W posiedzeniu Wojewódzkiej rady ds. bezpieczeństwa energetycznego w Gdańsku, oprócz przedstawicieli ministerstwa i Polskiej Grupy Energetycznej (PGE), uczestniczyli reprezentanci gmin położonych w sąsiedztwie rozpatrywanych lokalizacji elektrowni atomowej, naukowcy i przedstawiciele środowisk gospodarczych zainteresowanych inwestycją. Pierwsza elektrownia jądrowa w Polsce ma zgodnie z rządowym programem jądrowym powstać do 2020 r. Polska Grupa Energetyczna została wskazana przez rząd na inwestora pierwszych polskich elektrowni jądrowych. PGE do końca 2013 r. ma wybrać lokalizację elektrowni. Na krótkiej liście znajdują się: Żarnowiec i Choczewo (woj. pomorskie) oraz Gąski (woj. zachodniopomorskie). Mieszkańcy gminy Mielno (Zachodniopomorskie) sprzeciwili się w referendum lokalizacji elektrowni jądrowej w letniskowej wsi Gąski. Przeciw głosowało 94 proc. przy 57-proc. frekwencji.

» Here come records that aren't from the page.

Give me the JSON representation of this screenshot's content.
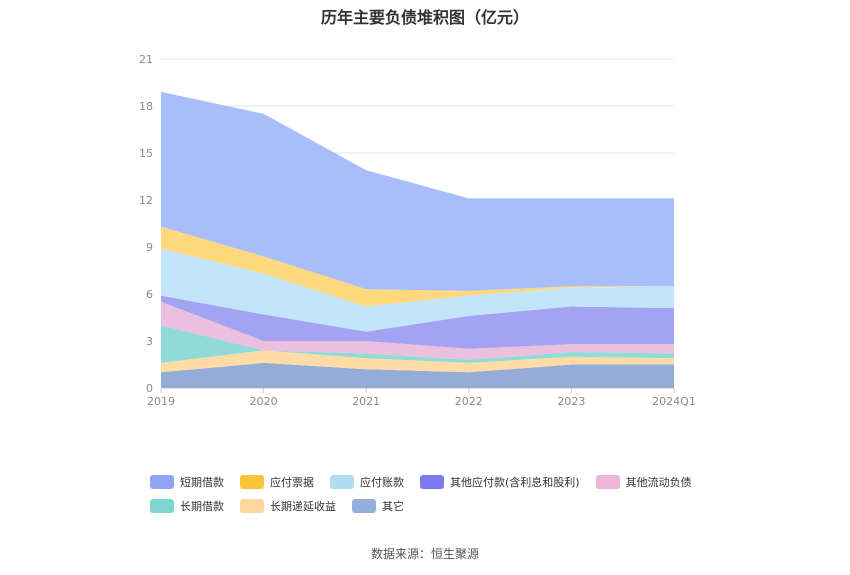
{
  "chart_data": {
    "type": "area",
    "stacked": true,
    "title": "历年主要负债堆积图（亿元）",
    "categories": [
      "2019",
      "2020",
      "2021",
      "2022",
      "2023",
      "2024Q1"
    ],
    "ylim": [
      0,
      21
    ],
    "yticks": [
      0,
      3,
      6,
      9,
      12,
      15,
      18,
      21
    ],
    "grid": true,
    "legend_position": "bottom",
    "series": [
      {
        "name": "其它",
        "color": "#8fa8d6",
        "values": [
          1.0,
          1.6,
          1.2,
          1.0,
          1.5,
          1.5
        ]
      },
      {
        "name": "长期递延收益",
        "color": "#ffd9a0",
        "values": [
          0.6,
          0.8,
          0.7,
          0.6,
          0.5,
          0.4
        ]
      },
      {
        "name": "长期借款",
        "color": "#8ad9d6",
        "values": [
          2.4,
          0.0,
          0.3,
          0.2,
          0.3,
          0.3
        ]
      },
      {
        "name": "其他流动负债",
        "color": "#ebbcdc",
        "values": [
          1.5,
          0.6,
          0.8,
          0.7,
          0.5,
          0.6
        ]
      },
      {
        "name": "其他应付款(含利息和股利)",
        "color": "#9e9ef2",
        "values": [
          0.4,
          1.7,
          0.6,
          2.1,
          2.4,
          2.3
        ]
      },
      {
        "name": "应付账款",
        "color": "#c0e4fa",
        "values": [
          3.0,
          2.6,
          1.6,
          1.3,
          1.2,
          1.4
        ]
      },
      {
        "name": "应付票据",
        "color": "#ffd777",
        "values": [
          1.4,
          1.1,
          1.1,
          0.3,
          0.1,
          0.0
        ]
      },
      {
        "name": "短期借款",
        "color": "#a3b9fa",
        "values": [
          8.6,
          9.1,
          7.6,
          5.9,
          5.6,
          5.6
        ]
      }
    ]
  },
  "legend": {
    "row1": [
      {
        "label": "短期借款",
        "color": "#8fa6f6"
      },
      {
        "label": "应付票据",
        "color": "#fcc43c"
      },
      {
        "label": "应付账款",
        "color": "#b0dcf6"
      },
      {
        "label": "其他应付款(含利息和股利)",
        "color": "#7a7af0"
      },
      {
        "label": "其他流动负债",
        "color": "#ebb8da"
      }
    ],
    "row2": [
      {
        "label": "长期借款",
        "color": "#7dd6d2"
      },
      {
        "label": "长期递延收益",
        "color": "#ffd79c"
      },
      {
        "label": "其它",
        "color": "#93aedc"
      }
    ]
  },
  "source": "数据来源：恒生聚源"
}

Jak widać, rząd, który „nie ma” na utrzymanie szkół, na tworzenie przedszkoli, na dofinansowanie ośrodków kultury czy bibliotek, ma 22 miliony na „informowanie”. To „informowanie” będzie miało oczywiście postać nachalnej propagandy na rzecz budowy elektrowni atomowych – nie będzie miało nic wspólnego z rzetelną debatą publiczną, w której różne strony na równych prawach mogą przedstawić społeczeństwu swoje racje, analizy, argumenty itp. Nie będzie tam dyskutowane, czy koszty budowy elektrowni oraz jej promowania to jedyna droga ku rozwojowi źródeł energii i dysponowaniu większymi jej zasobami. A przecież to oczywiste, że te same wielkie pieniądze mogłyby zostać spożytkowane na mniej kontrowersyjne i bardziej bezpieczne inwestycje, poczynając na bardziej wydajnym spalaniu węgla w elektrowniach konwencjonalnych, przez tworzenie „zielonych” źródeł energii, a kończąc na modernizacji linii przesyłowych i wdrażaniu rozwiązań ograniczających zużycie energii.